PNP's radio transmitter. Serving the entire Region 3
(photo: Twylah Rubin)
The clouds began to roll in. The decision was being made for us, formally sealed by a majority vote. We settled in, pitched our tents, and wait for tomorrow to decide whether to continue with the traverse or just descend from where we came. Not an hour passed when the first rain drops fell. But we were ready; all had our tents set up, and we reinforced the small shed we had for a kitchen/dining area with tarps. The rain got stronger, as we whiled the evening alternately eating, drinking the little alcohol that we brought, and singing from the Aegis catalog (ever appropriate for our wet situation). In the brief moments that the rain would stop, the little devil mosquitoes would swarm in our shed. We got no respite.
post-dinner socials
The rain lasted through most of the evening. We had to scramble to fix our shelter, when water started to drip through the small holes on the roofing. My 5-year old tent, I realized now, was not in the best condition anymore. Condensation and small leaks have let water in, getting our sleeping pads wet; an omen of a miserable sleep.

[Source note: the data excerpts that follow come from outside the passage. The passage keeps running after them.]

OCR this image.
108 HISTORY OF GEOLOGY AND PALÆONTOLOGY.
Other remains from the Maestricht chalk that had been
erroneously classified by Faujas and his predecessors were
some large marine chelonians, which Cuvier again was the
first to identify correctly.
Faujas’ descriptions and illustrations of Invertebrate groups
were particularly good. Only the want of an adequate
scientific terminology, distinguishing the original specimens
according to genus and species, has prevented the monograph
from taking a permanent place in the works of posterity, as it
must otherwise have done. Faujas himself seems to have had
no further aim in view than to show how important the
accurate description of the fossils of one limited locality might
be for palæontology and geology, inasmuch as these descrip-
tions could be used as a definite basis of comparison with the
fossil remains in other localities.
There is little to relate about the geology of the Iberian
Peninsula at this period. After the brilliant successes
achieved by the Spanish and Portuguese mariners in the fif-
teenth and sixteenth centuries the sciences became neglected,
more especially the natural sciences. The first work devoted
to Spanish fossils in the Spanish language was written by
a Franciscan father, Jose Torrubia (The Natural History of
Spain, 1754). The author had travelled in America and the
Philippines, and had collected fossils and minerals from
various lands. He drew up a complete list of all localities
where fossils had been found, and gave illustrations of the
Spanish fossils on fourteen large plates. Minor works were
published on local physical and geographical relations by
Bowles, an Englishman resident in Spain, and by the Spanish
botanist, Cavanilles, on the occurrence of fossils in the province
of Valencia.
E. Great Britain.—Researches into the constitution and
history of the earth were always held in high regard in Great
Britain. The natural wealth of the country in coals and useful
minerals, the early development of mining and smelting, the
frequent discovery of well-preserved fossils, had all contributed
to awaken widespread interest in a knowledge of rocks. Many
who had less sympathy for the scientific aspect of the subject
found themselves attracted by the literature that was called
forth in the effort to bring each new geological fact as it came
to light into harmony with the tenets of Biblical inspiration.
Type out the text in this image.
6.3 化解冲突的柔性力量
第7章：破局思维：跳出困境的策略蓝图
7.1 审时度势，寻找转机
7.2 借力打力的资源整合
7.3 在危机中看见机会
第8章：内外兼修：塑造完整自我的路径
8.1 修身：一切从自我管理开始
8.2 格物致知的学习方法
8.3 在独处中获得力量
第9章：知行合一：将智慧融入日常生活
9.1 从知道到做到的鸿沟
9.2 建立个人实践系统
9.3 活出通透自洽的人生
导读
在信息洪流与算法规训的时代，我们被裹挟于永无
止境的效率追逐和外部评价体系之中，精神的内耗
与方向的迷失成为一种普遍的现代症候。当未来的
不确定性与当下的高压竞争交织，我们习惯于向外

Fixing the tarps (photo by Twylah Rubin)
Blitz Descent
I got up earlier than I'm used to the next morning. It was my nephew's birthday, and I promised to be there for lunch, so I had to get down ahead of the team. I said my goodbyes and apologized for bailing out early, and started my solitary descent. I tried the "new" trail, which follows the power line along the ridge, but merges with the main trail near an old hut below. It was generally less steep than the old trail, but the lack of small trees and a mostly dirt path made it more slippery when wet, especially at one section where one misstep could get you plummeting a long way down. I felt my legs rattle from the stress of carrying my pack down this precarious section.

Forty-five minutes later I was in familiar territory. The new and old trail merged to a gentler, rolling path that returned me to the trail trailhead, finishing in 1 hour and 30 minutes. I had to walk further on to catch a tricycle back to town, then a jeep to the bus terminal in San Fernando. I was home with time to spare, and made it to the birthday party. The rest of the team was home by mid-afternoon, taking more relaxed pace.

The cursed mosquitoes and trash dampened the trail experience, but it was still a fun all-in-all. I am keen to return to Mt. Arayat to complete our unfinished crossing all the way down to Arayat town.